The Sahi open source version includes the following feature set that is sufficient for most testing purposes.

  • Records on all browsers
  • Plays back on all browsers
  • HTML playback reports
  • JUnit style playback reports
  • Suites and batch run
  • Parallel playback of tests

Wapiti is a Web security auditing tool that allows you to test the vulnerability of your Web application. It performs ‘black-box’ testing, which means it does not look into the source code of the application, but will scan the Web pages of the deployed Web app looking for the scripts and forms where it can inject data.


Figure 8: Wapiti – A Web security auditing tool

Wapiti supports both GET and POST HTTP methods. It also supports multi-part and can inject payloads in file names (upload). It displays a warning when an error is found (for example, 500 errors and timeouts).
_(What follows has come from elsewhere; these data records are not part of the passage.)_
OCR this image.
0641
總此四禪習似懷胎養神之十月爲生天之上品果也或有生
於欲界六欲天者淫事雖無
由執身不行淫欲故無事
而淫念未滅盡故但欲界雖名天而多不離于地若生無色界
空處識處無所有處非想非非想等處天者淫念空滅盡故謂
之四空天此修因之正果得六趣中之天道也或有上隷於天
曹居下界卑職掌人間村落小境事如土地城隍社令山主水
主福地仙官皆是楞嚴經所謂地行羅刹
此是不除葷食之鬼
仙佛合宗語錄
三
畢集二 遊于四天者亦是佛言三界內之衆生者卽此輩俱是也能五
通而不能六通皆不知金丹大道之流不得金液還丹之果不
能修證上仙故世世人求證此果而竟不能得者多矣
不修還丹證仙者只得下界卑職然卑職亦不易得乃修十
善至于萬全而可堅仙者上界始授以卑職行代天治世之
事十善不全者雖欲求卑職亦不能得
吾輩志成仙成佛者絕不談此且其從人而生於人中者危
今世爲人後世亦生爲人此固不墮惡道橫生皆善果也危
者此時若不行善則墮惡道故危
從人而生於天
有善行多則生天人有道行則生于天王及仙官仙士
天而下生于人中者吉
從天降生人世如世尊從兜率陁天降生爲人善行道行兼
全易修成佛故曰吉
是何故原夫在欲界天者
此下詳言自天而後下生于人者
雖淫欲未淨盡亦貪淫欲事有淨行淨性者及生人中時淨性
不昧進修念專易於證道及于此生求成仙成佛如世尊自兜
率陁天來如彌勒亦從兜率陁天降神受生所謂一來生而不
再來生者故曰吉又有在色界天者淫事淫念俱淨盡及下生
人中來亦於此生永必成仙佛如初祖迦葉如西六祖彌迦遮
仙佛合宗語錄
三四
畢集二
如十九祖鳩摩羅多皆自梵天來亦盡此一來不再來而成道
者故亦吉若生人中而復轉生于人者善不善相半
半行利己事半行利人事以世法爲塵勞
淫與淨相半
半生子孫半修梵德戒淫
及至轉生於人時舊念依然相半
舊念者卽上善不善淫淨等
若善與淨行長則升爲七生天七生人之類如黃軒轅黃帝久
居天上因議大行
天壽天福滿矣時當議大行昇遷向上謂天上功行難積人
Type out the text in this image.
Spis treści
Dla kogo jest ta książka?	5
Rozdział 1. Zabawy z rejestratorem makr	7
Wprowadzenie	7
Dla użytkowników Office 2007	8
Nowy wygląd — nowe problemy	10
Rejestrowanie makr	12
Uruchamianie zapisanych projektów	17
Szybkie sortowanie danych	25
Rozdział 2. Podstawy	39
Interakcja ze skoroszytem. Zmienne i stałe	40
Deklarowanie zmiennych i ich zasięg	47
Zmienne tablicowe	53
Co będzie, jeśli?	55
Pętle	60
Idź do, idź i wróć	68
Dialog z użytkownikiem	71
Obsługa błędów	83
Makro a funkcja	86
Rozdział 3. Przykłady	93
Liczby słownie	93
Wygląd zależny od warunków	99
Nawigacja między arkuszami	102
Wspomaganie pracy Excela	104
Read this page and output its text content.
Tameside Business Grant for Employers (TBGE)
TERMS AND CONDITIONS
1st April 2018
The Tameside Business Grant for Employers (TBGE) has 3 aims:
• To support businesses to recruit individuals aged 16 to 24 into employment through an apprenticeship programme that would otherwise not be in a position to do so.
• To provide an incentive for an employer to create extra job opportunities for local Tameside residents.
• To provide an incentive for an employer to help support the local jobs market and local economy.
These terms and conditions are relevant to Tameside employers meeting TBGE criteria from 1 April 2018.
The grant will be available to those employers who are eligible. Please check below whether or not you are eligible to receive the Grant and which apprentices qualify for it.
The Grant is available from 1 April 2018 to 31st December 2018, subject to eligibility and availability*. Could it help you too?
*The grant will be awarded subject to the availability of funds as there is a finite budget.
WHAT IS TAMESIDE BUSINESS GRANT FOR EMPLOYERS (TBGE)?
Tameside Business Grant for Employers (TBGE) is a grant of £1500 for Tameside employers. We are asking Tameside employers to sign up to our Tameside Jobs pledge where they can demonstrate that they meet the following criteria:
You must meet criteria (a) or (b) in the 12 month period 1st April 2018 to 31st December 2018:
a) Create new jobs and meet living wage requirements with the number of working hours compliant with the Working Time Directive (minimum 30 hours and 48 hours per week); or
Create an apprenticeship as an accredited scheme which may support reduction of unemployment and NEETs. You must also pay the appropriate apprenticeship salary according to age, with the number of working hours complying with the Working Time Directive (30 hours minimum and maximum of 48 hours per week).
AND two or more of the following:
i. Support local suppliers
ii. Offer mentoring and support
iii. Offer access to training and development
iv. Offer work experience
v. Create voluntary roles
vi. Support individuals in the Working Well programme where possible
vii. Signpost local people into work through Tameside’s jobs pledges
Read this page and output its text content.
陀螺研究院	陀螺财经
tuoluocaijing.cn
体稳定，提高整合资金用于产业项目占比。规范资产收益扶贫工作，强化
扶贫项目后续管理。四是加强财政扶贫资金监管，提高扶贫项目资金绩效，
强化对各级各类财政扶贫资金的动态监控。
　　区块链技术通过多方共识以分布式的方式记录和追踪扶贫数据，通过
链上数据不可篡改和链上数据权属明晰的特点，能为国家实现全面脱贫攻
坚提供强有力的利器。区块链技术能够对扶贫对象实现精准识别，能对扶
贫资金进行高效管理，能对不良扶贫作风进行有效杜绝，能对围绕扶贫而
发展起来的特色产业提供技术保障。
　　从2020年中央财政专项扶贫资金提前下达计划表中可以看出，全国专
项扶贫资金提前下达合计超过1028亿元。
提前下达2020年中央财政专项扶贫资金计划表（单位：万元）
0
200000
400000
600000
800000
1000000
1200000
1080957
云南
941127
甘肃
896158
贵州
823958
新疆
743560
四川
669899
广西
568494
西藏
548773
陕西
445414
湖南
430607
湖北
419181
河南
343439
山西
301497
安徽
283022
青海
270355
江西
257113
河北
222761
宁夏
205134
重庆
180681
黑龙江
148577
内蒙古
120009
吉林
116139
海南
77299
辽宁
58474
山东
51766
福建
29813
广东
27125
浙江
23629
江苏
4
It can identify permanent and reflected XSS vulnerabilities.
Wapiti can detect the following vulnerabilities:

  • File disclosure
  • Database injection
  • XSS
  • Command execution detection
  • CRLF injection (HTTP response splitting, session fixation, etc)
  • XXE (XmleXternal Entity) injection
  • Use of known and potentially dangerous files
  • Weak .htaccess configurations that can be bypassed
  • Presence of backup files giving sensitive information (source code disclosure)

Siege is a simple load testing and benchmarking tool. It supports GET and POST methods to test your Web servers through cookies, HTTP, HTTPS and FTP protocols. You can test single or multiple Web URLs in a single test. Siege is designed to let Web developers measure their code during high traffic, to see how it handles the load on the Internet.

Browsershots is a free, open source, online cross-browser testing utility. It allows you to test website browser compatibility from a single place, and makes screenshots of your Web design in different operating systems and browsers. When you enter any Web URL in Browsershots to test it, it will be added to the job queue and your website will be evaluated on all the selected browsers on their servers. Once this processing has been done, your test results’ screenshots will be uploaded to the central dedicated server.
Supported browsers are Firefox, Google Chrome, Opera, Safari, Minefield, Arora, Dillo, Rekonq, Midori, Konqueror, Iceweasel, Iceape, Lynx and MSIE.

IE NetRenderer
IE NetRenderer is a utility to test your website’s browser compatibility in different versions of Internet Explorer. Supported IE versions are 11, 10, 9, 8, 7, 6 or 5.5. This online tool is similar to Browsershots; you just need to enter your Web URL on IE NetRenderer and it will display the consolidated results on the same screen.